Miss Dench portrayed another English monarch for Mr. Madden — Queen Victoria in 1997’s “Mrs. Brown,” which earned her an Academy Award nomination for best actress.

“She’s played wildly different characters for me,” the director said. “But either of those [monarchs] are a million miles away from the character she’s playing [now]. It’s a demonstration of her range, really, that she can do that.”

While her onscreen performances might lead one to think of Miss Dench as being prim and proper, Mr. Madden is quick to point out that she is, in fact, a mischievous trickster on his sets and “very enjoyable to work with. But the point is you get the whole menu with her. There’s never any distinction between the comedic and the serious and the dramatic. She brings everything to the table.”

Mr. Madden said he had no initial plans to craft a sequel to the original “Marigold” film, but he and screenwriter Ol Parker found there was more to say about the British retirees in an Indian hotel (based on Deborah Moggach’s 2004 novel “These Foolish Things”).

“There was no hesitation on any of our parts, including the actors, at having a chance to go back there, but none of us wanted to do it unless we felt there was a story worth telling,” Mr. Madden said. “And very quickly, Ol Parker and I realized that there was a sort of second half of the story to tell. Because although the first film sort of concluded — one hopes satisfactorily — it was nevertheless the beginning of the lives that these people had chosen rather than the end of the lives that they’d chosen.”

New to the cast is Richard Gere, who at 65 still smiles with the naughtiness of a schoolboy. Unsurprisingly, the geriatric women at the Marigold fawn over him.

Mr. Madden spoke about the excitement and challenges of returning to shoot on location in India.
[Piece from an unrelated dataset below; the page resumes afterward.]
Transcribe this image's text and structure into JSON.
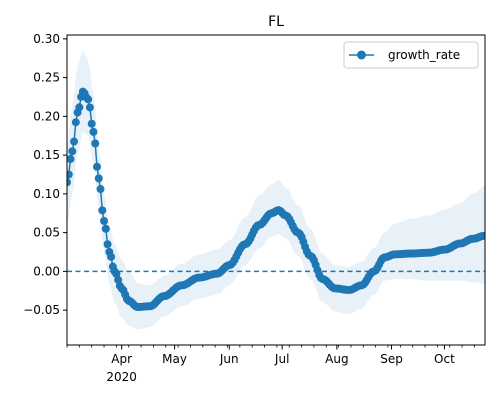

“I am the least well-traveled visitor to India that there’s ever been,” he said with a laugh. “Because although I spent 16 months or more of the last four or five years in India I never get to travel anywhere, so I’m like the only person [working on] the film who hasn’t seen the Taj Mahal and hasn’t been to Agra.”
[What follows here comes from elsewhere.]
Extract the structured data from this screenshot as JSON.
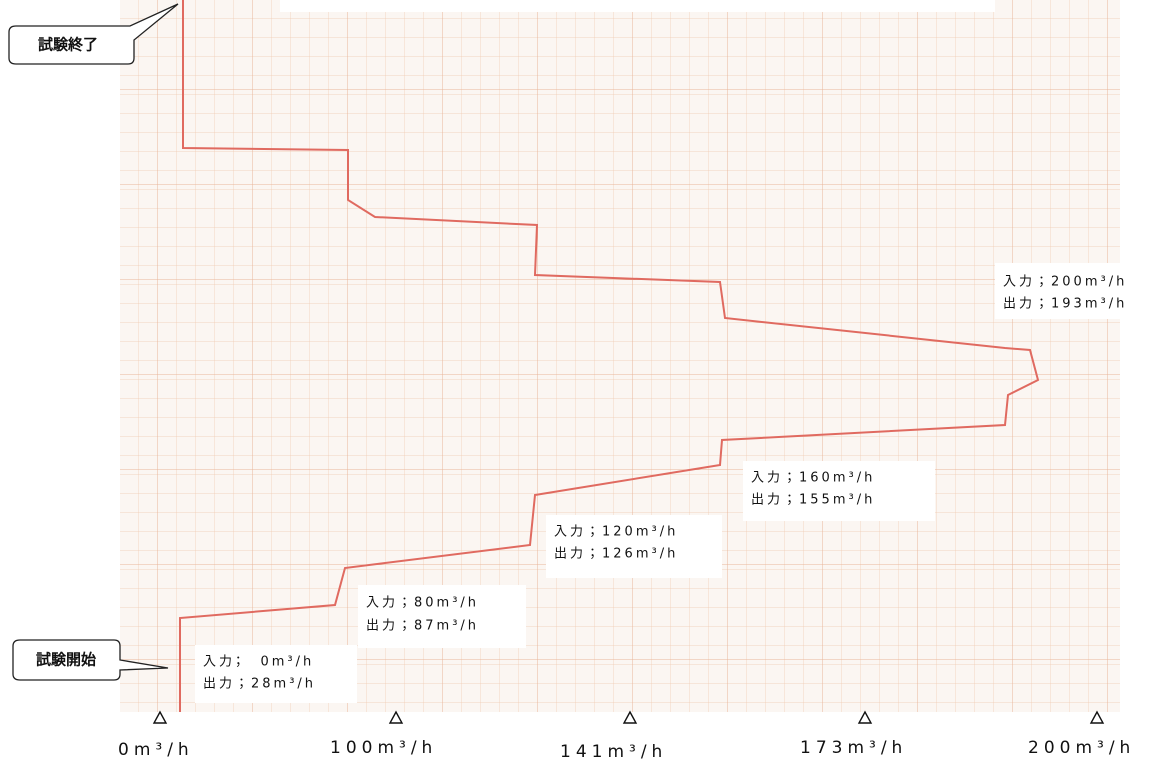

Mr. Madden said his cast and crew strove to make a film that presents an entertaining yet unflinching view of aging.

“A movie that makes people feel happy in the sense of making them laugh rather than making them, you know, swallow confected endings is quite an unusual thing,” he said. “Because I think there’s something about the material which has to do with second lives and second chances and everything will be all right in the end. If it’s not all right, then it’s not yet the end.

“But even that formulation acknowledges that there is an end. And it wouldn’t worry me in the slightest if, in cinematic terms, it was the end of the story.”

While such thinking likely precludes a third check-in at the Marigold, Mr. Madden is content to revel in the journey his characters have made in the pair of films.

“It’s a journey from one place at the beginning of the first movie to a completely different place in the conclusion of the second,” he said. “It’s hard for me to imagine the first one now without imagining the second.”

Although endings — in life and on film — can be tricky business, Mr. Madden and Mr. Parker made sure to toss a Bollywood musical number into the second film, one the director described with a chuckle as “the biggest gas imaginable.”

“There’s just kind of an abandon and a vocabulary to [Bollywood] that is just so far out and strange, and that is just so wonderful, and so hilarious, as well as being utterly irresistible,” he said. “I never tired of it while we were cutting it; I never tired of it while we were shooting it. It was just completely intoxicating to me.

“That word has always been important to me with both films: There’s a certain ‘intoxication,’ which has to do with India and the sort of spirit and energy of the story.”

Thus, the second trip to the Marigold includes a performance that ties it spiritually to the climactic performance of “Romeo and Juliet” in “Shakespeare in Love.” Mr. Madden hopes that, like in his Oscar-winning film, he will catch lightning in a bottle before the curtain falls.